Erwin Schrödinger was a physicist who helped develop quantum theory. Within the scientific community, he is probably most well known for his equation describing wave function in quantum systems, but that’s not important here (thankfully). Outside of the scientific community, he is most famous for his hatred of cats and love of necromancy.

In order to describe one of the more baffling bits of quantum theory, he proposed an experiment in which a cat was put into a box with a vial of poison and a radioactive element. The details are not important except to say that, during the experiment, there is an exactly 50% chance that the cat will turn out to be dead when you open the box. However, according to quantum physics, before the box is opened, the cat will exist in a weird in-between state of alive and dead. The universe (at least on certain scales) really does behave like this. Things can both happen and not happen until an experiment conclusively shows whether they did or not.

The whole point of the Schrödinger’s Cat experiment was to demonstrate that, in our universe, unless we make a direct observation, we can’t say what is really going on. And, if we make any number of indirect observations, we will find that the universe behaves as if everything is going on all at once. That’s a gross oversimplification, but its well enough for our purposes.

Meanwhile, a playwright named Anton Chekhov once famously remarked that “if you show a gun on stage in the first act of a play, that gun had better be fired by the third act.” Basically, he was saying that, if you include a detail in a story, it needs to become important in the story. Otherwise, don’t waste your time on it. If you spend two pages in a novel writing about a gun, the audience will feel cheated if the gun never comes up again. This has become known as “the Law of Conservation of Detail” or “Chekhov’s Gun.” Oh, and by the way, a red herring is a fair use of Chekhov’s Gun, but let’s try to stay focused.

In D&D, the problem is that, as much as we’d like to follow Checkhovs Gun, we don’t know (as DMs) what the party is going to do or what is going to happen in the story. So, in D&D, we use a modified rule called ‘Schrödinger’s Gun.’ Schrödinger’s Gun can be stated very simply: nothing in the game is true until the party observes it.

For example, suppose you have an important NPC in your dungeon. You know that they will play a vital role in an upcoming encounter. And you know the NPC can always be found in a certain place in the dungeon. You assume the party will meet the NPC so that they can be important later.

But, suppose the party keeps turning left when they should right and it appears that they are in danger of never meeting the NPC. So, you finally decide that the next unexplored room the party enters is the NPC’s room.

That’s Schrödinger’s Gun. Basically, the party has no idea what is behind any of the doors in the dungeon (or at any of the locations in your adventure or who is really trying to do what) until they open the door (or visit the location or discover the motive). Until that point, it could be anything. The players will never know what you had written down, they will only know what actually happened. If you change the identity of the villain, the location or use of an artifact, or the number of orcs in a dungeon, they will have no idea.

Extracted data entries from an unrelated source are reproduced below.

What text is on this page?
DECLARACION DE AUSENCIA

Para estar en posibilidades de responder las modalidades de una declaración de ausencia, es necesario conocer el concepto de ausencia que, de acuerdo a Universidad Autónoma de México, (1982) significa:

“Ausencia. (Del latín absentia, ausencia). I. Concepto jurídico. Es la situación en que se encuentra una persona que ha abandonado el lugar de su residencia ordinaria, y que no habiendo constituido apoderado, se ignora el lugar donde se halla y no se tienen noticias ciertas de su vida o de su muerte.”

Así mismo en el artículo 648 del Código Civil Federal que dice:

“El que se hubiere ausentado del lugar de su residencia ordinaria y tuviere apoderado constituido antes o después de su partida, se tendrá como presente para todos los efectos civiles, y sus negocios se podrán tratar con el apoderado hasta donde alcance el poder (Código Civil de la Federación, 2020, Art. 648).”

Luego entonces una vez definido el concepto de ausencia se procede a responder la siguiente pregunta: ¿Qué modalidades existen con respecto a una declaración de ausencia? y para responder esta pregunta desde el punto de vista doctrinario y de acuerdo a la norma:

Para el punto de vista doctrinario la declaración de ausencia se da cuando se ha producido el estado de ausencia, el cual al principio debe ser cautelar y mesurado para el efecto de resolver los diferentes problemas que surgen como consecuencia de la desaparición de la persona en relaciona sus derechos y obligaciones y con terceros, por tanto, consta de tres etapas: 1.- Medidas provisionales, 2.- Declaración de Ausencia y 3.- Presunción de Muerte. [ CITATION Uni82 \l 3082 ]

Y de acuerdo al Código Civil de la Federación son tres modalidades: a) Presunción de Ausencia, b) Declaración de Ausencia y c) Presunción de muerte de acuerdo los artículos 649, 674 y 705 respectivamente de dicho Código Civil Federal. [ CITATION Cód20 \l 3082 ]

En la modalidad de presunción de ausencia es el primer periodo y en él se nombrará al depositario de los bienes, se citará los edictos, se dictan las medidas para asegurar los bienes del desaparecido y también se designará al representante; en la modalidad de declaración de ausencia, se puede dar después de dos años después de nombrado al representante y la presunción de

Another way which Schrödinger’s Gun comes up is when the party doesn’t have all the facts and takes action based on an incorrect interpretation of what they do know. For example, suppose the party discovers an artifact that can imprison elementals and primordials. They discover only that it ‘binds and contains elemental magic.’ You are hoping that they will pull it out and activate it later on when they encounter a primordial much later on. But, in the interim, the party encounters a genasi wild mage and is getting beaten up pretty badly. One of the players decides to whip out the artifact to take away his magic. You can say “no, you’re wrong, it doesn’t do that.” But, you might instead allow it to work somehow. Schrödinger’s Gun again.